Tuesday, February 8, 2011

Tips for budgeting QA hours

Sometimes for QA it gets difficult to budget and track the QA hours as a person can spend enormous amount of time retesting the defects and performing regression if any. We can take ,as an example, a web application with 50 use cases.

What are some tips for budgeting QA hours?

  • Past history is a good indication of future performance. How long did the last regression take?

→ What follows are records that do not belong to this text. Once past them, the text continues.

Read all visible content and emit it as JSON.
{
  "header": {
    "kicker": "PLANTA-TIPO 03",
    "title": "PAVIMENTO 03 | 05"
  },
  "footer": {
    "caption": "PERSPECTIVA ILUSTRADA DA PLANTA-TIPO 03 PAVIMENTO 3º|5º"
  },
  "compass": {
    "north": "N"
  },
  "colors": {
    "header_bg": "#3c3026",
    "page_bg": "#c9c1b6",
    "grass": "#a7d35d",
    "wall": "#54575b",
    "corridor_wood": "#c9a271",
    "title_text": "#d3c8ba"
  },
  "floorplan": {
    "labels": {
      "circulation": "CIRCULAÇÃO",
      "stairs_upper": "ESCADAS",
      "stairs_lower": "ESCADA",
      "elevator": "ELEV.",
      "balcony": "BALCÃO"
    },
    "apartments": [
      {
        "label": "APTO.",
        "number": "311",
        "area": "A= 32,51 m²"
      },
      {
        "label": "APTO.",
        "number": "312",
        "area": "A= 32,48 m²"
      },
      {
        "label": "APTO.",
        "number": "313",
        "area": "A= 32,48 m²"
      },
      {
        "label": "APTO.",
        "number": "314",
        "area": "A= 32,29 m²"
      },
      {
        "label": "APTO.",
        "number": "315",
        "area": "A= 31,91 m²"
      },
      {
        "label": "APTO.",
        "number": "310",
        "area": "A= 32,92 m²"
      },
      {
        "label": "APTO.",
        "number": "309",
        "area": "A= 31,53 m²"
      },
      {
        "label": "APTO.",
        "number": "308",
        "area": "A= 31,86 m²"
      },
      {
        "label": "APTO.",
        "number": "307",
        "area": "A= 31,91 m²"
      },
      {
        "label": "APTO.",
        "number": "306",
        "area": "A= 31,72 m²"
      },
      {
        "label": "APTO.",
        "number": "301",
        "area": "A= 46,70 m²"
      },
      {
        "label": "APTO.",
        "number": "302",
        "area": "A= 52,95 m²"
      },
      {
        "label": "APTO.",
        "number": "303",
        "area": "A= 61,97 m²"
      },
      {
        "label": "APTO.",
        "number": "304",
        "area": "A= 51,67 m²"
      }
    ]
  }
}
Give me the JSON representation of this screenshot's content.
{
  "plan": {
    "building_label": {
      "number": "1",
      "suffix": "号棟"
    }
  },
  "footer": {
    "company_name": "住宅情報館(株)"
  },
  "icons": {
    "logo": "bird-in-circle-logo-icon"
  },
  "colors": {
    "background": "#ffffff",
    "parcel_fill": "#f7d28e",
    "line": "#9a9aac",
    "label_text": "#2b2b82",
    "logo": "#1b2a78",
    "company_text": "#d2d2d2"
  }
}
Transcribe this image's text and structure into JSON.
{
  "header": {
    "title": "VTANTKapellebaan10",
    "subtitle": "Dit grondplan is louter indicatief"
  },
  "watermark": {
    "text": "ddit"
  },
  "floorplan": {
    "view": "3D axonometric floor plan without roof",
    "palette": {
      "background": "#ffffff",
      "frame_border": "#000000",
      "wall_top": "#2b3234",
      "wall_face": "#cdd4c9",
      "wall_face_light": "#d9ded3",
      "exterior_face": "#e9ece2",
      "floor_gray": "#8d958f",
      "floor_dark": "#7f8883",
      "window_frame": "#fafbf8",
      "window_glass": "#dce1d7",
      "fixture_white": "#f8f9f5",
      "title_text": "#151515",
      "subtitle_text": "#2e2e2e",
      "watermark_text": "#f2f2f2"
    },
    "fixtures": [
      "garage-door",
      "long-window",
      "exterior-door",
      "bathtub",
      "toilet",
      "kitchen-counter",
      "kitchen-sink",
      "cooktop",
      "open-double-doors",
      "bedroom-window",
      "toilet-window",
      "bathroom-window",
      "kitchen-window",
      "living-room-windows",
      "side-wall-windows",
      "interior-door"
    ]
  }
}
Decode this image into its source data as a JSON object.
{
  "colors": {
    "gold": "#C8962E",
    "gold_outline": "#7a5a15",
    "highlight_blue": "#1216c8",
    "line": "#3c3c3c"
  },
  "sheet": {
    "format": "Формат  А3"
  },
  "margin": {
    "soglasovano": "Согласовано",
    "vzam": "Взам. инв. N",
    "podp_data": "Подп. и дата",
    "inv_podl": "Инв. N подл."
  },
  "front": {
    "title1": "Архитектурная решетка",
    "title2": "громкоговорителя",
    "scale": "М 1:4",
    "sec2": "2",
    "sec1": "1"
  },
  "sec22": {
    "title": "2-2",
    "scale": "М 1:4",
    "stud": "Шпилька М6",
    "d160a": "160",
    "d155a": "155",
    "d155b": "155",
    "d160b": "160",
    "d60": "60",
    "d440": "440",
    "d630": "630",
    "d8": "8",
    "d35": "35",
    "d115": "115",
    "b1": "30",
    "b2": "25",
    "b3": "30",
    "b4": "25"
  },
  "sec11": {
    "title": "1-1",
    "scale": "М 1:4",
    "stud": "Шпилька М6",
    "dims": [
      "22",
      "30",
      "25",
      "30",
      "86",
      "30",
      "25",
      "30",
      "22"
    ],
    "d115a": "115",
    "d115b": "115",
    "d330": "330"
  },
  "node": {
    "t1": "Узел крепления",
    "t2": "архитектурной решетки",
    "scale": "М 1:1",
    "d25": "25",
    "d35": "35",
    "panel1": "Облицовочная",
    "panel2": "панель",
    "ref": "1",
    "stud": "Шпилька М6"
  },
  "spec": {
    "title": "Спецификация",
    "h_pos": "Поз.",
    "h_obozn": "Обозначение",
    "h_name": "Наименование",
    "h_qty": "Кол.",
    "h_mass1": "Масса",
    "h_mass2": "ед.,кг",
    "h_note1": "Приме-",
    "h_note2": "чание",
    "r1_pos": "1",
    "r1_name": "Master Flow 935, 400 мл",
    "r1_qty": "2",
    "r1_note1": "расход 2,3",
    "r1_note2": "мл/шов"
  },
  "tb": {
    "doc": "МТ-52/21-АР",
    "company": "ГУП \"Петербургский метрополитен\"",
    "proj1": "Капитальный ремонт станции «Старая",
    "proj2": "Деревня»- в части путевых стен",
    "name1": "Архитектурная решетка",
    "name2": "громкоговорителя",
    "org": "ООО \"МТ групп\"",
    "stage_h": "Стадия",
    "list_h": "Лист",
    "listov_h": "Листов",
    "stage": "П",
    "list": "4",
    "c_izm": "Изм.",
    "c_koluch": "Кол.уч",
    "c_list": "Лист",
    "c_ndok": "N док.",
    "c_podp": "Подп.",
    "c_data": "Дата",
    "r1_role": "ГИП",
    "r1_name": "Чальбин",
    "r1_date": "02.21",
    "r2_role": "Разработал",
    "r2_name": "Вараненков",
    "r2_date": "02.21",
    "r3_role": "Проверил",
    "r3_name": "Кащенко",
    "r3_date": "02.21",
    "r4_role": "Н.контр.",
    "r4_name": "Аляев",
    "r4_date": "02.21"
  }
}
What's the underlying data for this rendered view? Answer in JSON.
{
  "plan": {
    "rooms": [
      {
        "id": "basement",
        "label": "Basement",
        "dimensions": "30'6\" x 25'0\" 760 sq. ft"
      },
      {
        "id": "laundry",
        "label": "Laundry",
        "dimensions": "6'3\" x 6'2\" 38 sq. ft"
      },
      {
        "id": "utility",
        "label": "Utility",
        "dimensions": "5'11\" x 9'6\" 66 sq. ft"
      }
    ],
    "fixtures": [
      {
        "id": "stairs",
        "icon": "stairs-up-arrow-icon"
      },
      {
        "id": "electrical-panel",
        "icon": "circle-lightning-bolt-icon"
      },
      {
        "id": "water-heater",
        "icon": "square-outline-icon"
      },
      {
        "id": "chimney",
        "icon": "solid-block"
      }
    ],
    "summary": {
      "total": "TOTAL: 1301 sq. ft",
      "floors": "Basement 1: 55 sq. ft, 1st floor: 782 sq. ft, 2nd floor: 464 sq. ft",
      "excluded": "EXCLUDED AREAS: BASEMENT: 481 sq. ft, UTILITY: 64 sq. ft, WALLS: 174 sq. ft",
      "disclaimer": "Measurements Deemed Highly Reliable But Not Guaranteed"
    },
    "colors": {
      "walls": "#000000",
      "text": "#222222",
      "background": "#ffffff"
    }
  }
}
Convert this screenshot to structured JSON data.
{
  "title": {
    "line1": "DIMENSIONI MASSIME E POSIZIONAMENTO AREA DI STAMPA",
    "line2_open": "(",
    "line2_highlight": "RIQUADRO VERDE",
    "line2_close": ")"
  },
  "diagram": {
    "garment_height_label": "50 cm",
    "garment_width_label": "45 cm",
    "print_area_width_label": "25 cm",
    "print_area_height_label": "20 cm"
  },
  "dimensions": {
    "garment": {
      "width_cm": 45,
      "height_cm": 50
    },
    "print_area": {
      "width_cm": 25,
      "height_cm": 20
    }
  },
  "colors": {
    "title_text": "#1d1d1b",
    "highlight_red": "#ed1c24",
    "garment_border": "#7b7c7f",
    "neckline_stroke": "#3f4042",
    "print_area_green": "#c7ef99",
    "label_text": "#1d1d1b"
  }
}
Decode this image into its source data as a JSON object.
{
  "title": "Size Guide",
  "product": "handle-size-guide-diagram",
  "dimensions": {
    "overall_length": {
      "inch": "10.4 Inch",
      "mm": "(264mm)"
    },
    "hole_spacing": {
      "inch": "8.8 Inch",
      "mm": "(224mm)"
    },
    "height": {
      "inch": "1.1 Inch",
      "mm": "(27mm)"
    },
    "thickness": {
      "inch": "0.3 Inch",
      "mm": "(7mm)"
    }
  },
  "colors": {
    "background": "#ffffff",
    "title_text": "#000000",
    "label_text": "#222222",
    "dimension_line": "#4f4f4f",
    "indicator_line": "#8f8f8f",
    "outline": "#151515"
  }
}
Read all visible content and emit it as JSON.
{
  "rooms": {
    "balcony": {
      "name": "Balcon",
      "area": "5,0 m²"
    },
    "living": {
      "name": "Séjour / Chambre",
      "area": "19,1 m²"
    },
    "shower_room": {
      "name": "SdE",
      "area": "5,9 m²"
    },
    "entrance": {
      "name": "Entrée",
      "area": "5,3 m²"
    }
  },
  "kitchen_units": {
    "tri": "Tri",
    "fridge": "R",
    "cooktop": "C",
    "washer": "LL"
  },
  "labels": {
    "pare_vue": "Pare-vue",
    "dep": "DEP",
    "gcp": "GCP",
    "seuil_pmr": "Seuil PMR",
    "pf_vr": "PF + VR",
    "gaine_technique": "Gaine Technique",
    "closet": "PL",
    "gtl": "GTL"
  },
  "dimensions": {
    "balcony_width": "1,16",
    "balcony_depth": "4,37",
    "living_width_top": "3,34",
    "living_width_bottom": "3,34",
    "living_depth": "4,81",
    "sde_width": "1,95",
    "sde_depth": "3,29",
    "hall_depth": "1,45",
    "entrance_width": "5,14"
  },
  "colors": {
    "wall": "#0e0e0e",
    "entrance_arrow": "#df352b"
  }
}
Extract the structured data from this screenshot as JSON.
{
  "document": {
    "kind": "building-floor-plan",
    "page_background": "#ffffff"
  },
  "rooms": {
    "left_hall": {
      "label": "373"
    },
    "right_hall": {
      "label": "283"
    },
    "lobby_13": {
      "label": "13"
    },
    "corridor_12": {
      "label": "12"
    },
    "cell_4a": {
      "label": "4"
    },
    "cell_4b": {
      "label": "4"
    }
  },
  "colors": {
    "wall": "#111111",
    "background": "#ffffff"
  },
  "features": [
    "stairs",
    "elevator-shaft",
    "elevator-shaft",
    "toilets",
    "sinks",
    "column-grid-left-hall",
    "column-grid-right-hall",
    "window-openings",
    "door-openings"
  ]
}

    Chanakya : I think regression grows with the new functionalities in application. Whereas defects and data preparation for retesting takes time
    From tloach
  • Ideally there would be some empirical data to use a estimate

    • How are QA's recording an execution of a use case?
    • If they are not logging test execution time then they probably should be.
    • I always suggest that setup time/actual test execution time is recorded as this will then take in into account any interruptions a QA has during the test execution an provides a more realistic measure. (i.e. it may be a 5 minute use case to execute but if your QA is getting interrupted evry 5 minutes, using the estimated execution time is useless asa guide)

    Hope this helps

    From Dean
  • Check out Evidence Based Scheduling. Admittedly it is geared towards developing the feature in the first place, but there is truth to knowing how much more you have to do and how reliable to code is to begin with. Some of the tasks in the schedule can be how long it took to perform the last regression test or how long it took to develop the unit tests.